By integrating the diathesis-stress model with a social-ecological framework, we aim to develop a comprehensive approach to understanding mental health that recognizes the complex and dynamic nature of mental health experiences across various settings, such as individuals, families, communities, and schools, and over time. Social-ecological models consider the interconnectedness of the child’s world. Quality-stress models allow an understanding of the complexity of stressors and risk or protective factors that influence participation and intervention in mental and behavioral health [55]. Potential social factors that influence mental health, and the resulting mental health, may be dampened or overridden by obesity. These results corroborate and extend previous research by adopting multiple social environments to portray the whole society of adolescents, together with their physical conditions (in this study, obesity), to explore the moderating role of mental health in resilience and further verify the moderating role of BMI.

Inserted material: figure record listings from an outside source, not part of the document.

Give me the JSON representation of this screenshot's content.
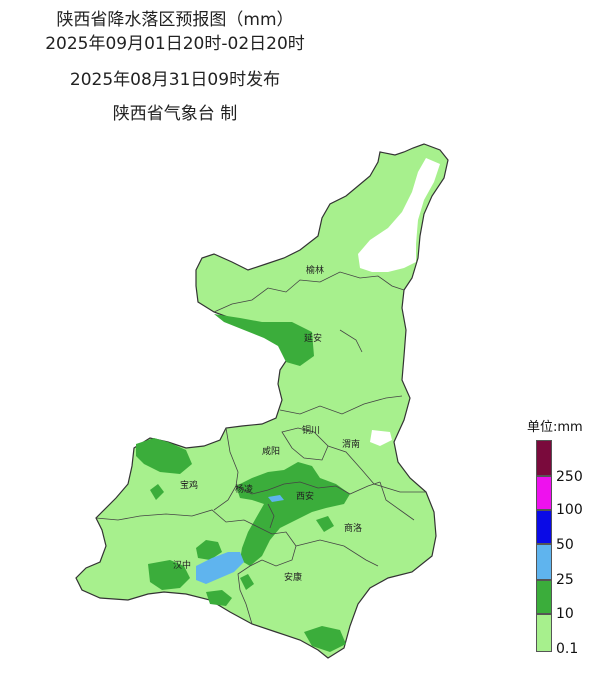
{
  "title": {
    "line1": "陕西省降水落区预报图（mm）",
    "line2": "2025年09月01日20时-02日20时",
    "line3": "2025年08月31日09时发布",
    "line4": "陕西省气象台 制"
  },
  "cities": [
    "榆林",
    "延安",
    "铜川",
    "渭南",
    "咸阳",
    "宝鸡",
    "杨凌",
    "西安",
    "商洛",
    "汉中",
    "安康"
  ],
  "legend": {
    "unit": "单位:mm",
    "levels": [
      {
        "label": "250",
        "color": "#7a0a3c"
      },
      {
        "label": "100",
        "color": "#ee11ee"
      },
      {
        "label": "50",
        "color": "#0a0ae6"
      },
      {
        "label": "25",
        "color": "#5fb4ee"
      },
      {
        "label": "10",
        "color": "#3bad3b"
      },
      {
        "label": "0.1",
        "color": "#a7f08d"
      }
    ]
  },
  "colors": {
    "light_rain": "#a7f08d",
    "moderate_rain": "#3bad3b",
    "heavy_rain": "#5fb4ee",
    "boundary": "#333333",
    "no_rain": "#ffffff"
  }
}
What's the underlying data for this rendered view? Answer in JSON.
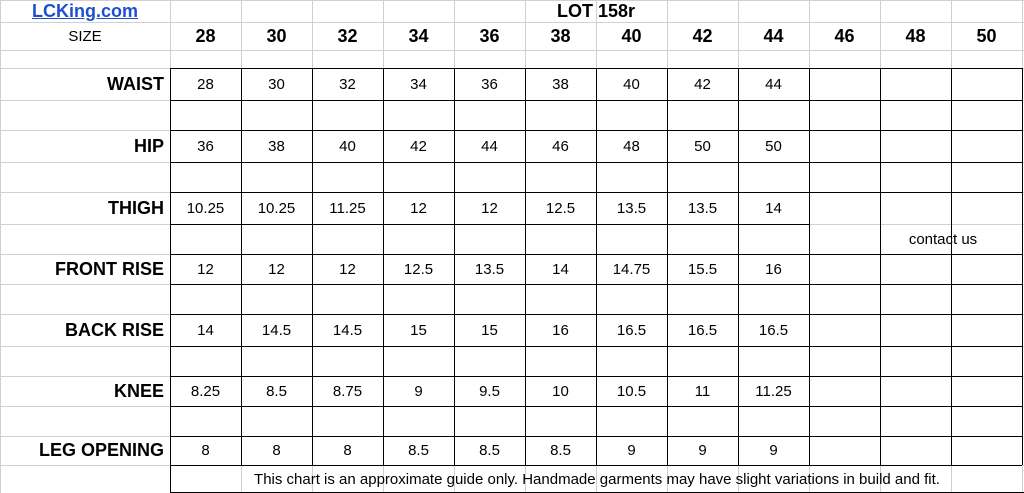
{
  "brand": "LCKing.com",
  "title": "LOT 158r",
  "size_label": "SIZE",
  "sizes": [
    "28",
    "30",
    "32",
    "34",
    "36",
    "38",
    "40",
    "42",
    "44",
    "46",
    "48",
    "50"
  ],
  "rows": [
    {
      "label": "WAIST",
      "values": [
        "28",
        "30",
        "32",
        "34",
        "36",
        "38",
        "40",
        "42",
        "44",
        "",
        "",
        ""
      ]
    },
    {
      "label": "HIP",
      "values": [
        "36",
        "38",
        "40",
        "42",
        "44",
        "46",
        "48",
        "50",
        "50",
        "",
        "",
        ""
      ]
    },
    {
      "label": "THIGH",
      "values": [
        "10.25",
        "10.25",
        "11.25",
        "12",
        "12",
        "12.5",
        "13.5",
        "13.5",
        "14",
        "",
        "",
        ""
      ]
    },
    {
      "label": "FRONT RISE",
      "values": [
        "12",
        "12",
        "12",
        "12.5",
        "13.5",
        "14",
        "14.75",
        "15.5",
        "16",
        "",
        "",
        ""
      ]
    },
    {
      "label": "BACK RISE",
      "values": [
        "14",
        "14.5",
        "14.5",
        "15",
        "15",
        "16",
        "16.5",
        "16.5",
        "16.5",
        "",
        "",
        ""
      ]
    },
    {
      "label": "KNEE",
      "values": [
        "8.25",
        "8.5",
        "8.75",
        "9",
        "9.5",
        "10",
        "10.5",
        "11",
        "11.25",
        "",
        "",
        ""
      ]
    },
    {
      "label": "LEG OPENING",
      "values": [
        "8",
        "8",
        "8",
        "8.5",
        "8.5",
        "8.5",
        "9",
        "9",
        "9",
        "",
        "",
        ""
      ]
    }
  ],
  "contact_note": "contact us",
  "disclaimer": "This chart is an approximate guide only. Handmade garments may have slight variations in build and fit.",
  "colors": {
    "brand": "#1f4fd1",
    "grid_light": "#d0d0d0",
    "grid_dark": "#000000"
  }
}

It also provides perspectives to investigate further the association between BMI and mental health, resilience, and mental health, in addition to ACEs [65]. Social-ecological risk factors influence adolescent mental health, which may be moderated by obesity and resilience; therefore, we should advocate ameliorating possible ACEs and provide more support at home, school, and other levels.

Strength and limitation

The strengths of this study are its multilevel design and the large number of college participants. However, this study has some limitations. As a cross-sectional study, it was difficult to observe a causal association between life events and mental health, and longitudinal studies are needed to evaluate the association between variables in the future. All the data used in this study were the results of self-reported questionnaires; therefore, there were questions of subjectivity, validity, and reliability. This study only investigated the results of 1 city, it is not clear how representative this sample may be, and the follow-up survey will be carried out among samples from different regions and cultures across the country. Although this study focused on the association between ACEs and mental health in different fields, it did not cover other fields. Future research should explore the association between ACEs and mental health at various levels across different fields.

Conclusion

We found that adolescents with high cumulative ACEs experienced high-risk mental health problems. Adolescents with favorable resilience also have low mental health risks. There was also a positive interactive association between cumulative ACEs and obesity, resilience, and mental health. Based on our moderate analysis, we should also consider adolescents’ mental health and improve their obesity status. Resilience is an important aspect of psychopathology in children, adolescents and young adults that should be studied and explored using a multi-systems approach, including individual, social, family and cultural contexts based on the social ecosystem. Resilience is also a dynamic process that changes over time, longitudinal studies prospectively assessing resilience and psychopathology in children and adolescents are required. This study effectively addressed the adverse consequences of adolescent non-communicable diseases (NCDs) by continuously promoting a healthy China, improving the building of the public health system, and strengthening the capacity building of NCDs in preventive medicine and clinical medicine.